On Thursday 19 June 2003 12:23, Gerhard Häring wrote:
> Dave Reed wrote:
> > On Thursday 19 June 2003 06:52, Gerhard Häring wrote:
> >>mupeso at arc.sn wrote:
> >>>[...]
> >>>sql= "insert into radcheck2 
(uid,login,passwd,shell,homedir,domain_name,acc_expired) values 
("+str(uid) 
+",'"+login+"','"+passwd+"','"+shell+"','"+homedir+"','"+dom_name+"','n')"
> >>[...]
> 
> >>Second, your style of constructing SQL is a bad one. Use the DB-API 
way 
> >>of quoting the various datatypes instead:
> >>[...]
> >>The way you're constructing your SQL statement now is a security 
> >>vulnerability if any of the fields can come from an untrusted 
source.
> > 
> > Could you please elaborate on how your method is more secure? Isn't 
it
> > the same result since the %s are replaced with the values from the
> > variable.
> 
> A DB-API adapter always does the quoting right, even if there are 
> 'strange' characters in the string.

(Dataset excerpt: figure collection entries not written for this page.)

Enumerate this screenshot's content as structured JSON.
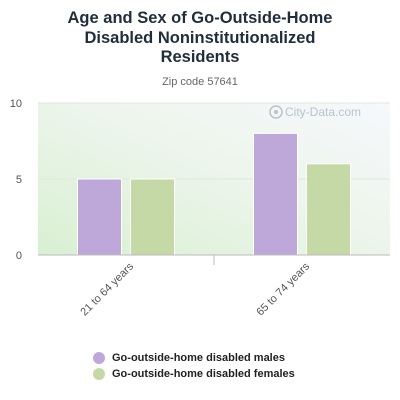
{
  "chart_data": {
    "type": "bar",
    "title": "Age and Sex of Go-Outside-Home\nDisabled Noninstitutionalized\nResidents",
    "subtitle": "Zip code 57641",
    "categories": [
      "21 to 64 years",
      "65 to 74 years"
    ],
    "series": [
      {
        "name": "Go-outside-home disabled males",
        "values": [
          5,
          8
        ],
        "color": "#bea8da"
      },
      {
        "name": "Go-outside-home disabled females",
        "values": [
          5,
          6
        ],
        "color": "#c5d9a6"
      }
    ],
    "ylim": [
      0,
      10
    ],
    "yticks": [
      0,
      5,
      10
    ],
    "grid": true,
    "legend": "bottom",
    "watermark": "City-Data.com"
  }
}
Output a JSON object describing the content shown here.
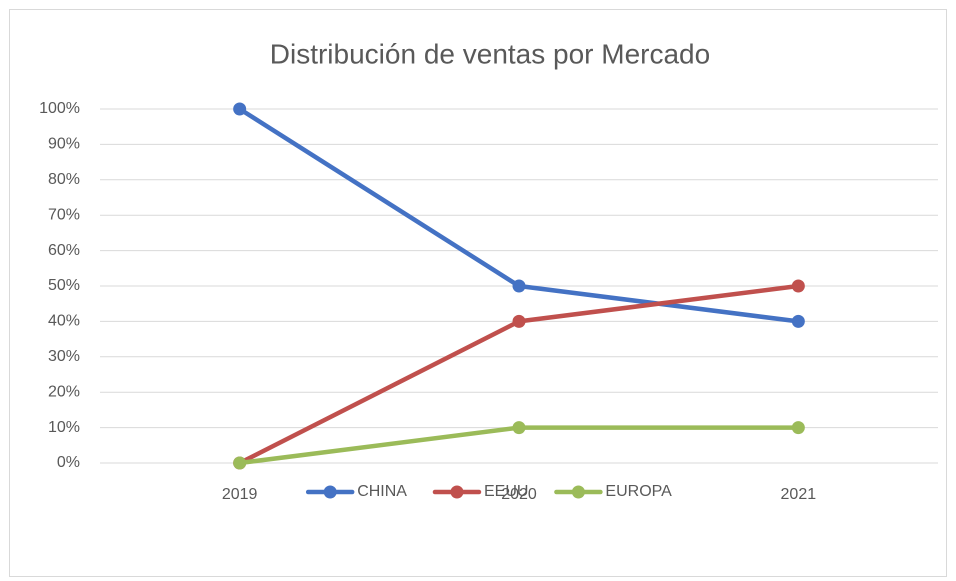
{
  "chart_data": {
    "type": "line",
    "title": "Distribución de ventas por Mercado",
    "categories": [
      "2019",
      "2020",
      "2021"
    ],
    "series": [
      {
        "name": "CHINA",
        "color": "#4472c4",
        "values": [
          100,
          50,
          40
        ]
      },
      {
        "name": "EEUU",
        "color": "#c0504d",
        "values": [
          0,
          40,
          50
        ]
      },
      {
        "name": "EUROPA",
        "color": "#9bbb59",
        "values": [
          0,
          10,
          10
        ]
      }
    ],
    "ylim": [
      0,
      100
    ],
    "yticks": [
      {
        "value": 0,
        "label": "0%"
      },
      {
        "value": 10,
        "label": "10%"
      },
      {
        "value": 20,
        "label": "20%"
      },
      {
        "value": 30,
        "label": "30%"
      },
      {
        "value": 40,
        "label": "40%"
      },
      {
        "value": 50,
        "label": "50%"
      },
      {
        "value": 60,
        "label": "60%"
      },
      {
        "value": 70,
        "label": "70%"
      },
      {
        "value": 80,
        "label": "80%"
      },
      {
        "value": 90,
        "label": "90%"
      },
      {
        "value": 100,
        "label": "100%"
      }
    ],
    "grid": true,
    "legend": "bottom"
  }
}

The OP basically always quoted 
> strings using
> 
> 	"'%s'" % value
> 
> Now if value comes from an untrusted source, this opens up the 
> possibility for arbitrary SQL injection.
> 
> Let's suppose the code in question is this one:
> 
> sql = "INSERT INTO TEST(FOO) VALUES ('%s')" % value
> 
> Now an untrusted partie could make value look like this:
> 
> 	value = "'); DELETE FROM TEST; --"
> 
> Which results in this SQL to be executed:
> 
> INSERT INTO TEST(FOO) VALUES (''); DELETE FROM TEST; --')
> 
> The comment "--" will make the illegal characters disappear, and 
> appriate use of single quotes and semicolon make it possible to insert 
> an additional SQL statement to be executed.
> 
> To safely insert strings in SQL statements, you need to at least 
escape 
> single quotes. pyPgSQL does this already for you. This is PostgreSQL, 
> where this is necessary - other databases, like Oracle can transmit 
SQL 
> with placeholders and actual values to be inserted seperately and 
that's 
> what their Python adapters do if you use the DB-API way of quoting.

Ah, thanks. In my situation, I'm already handling the quoting issue
with my own Python code before executing the SQL statements. I guess I
could have saved myself some work if I'd have looked into this first.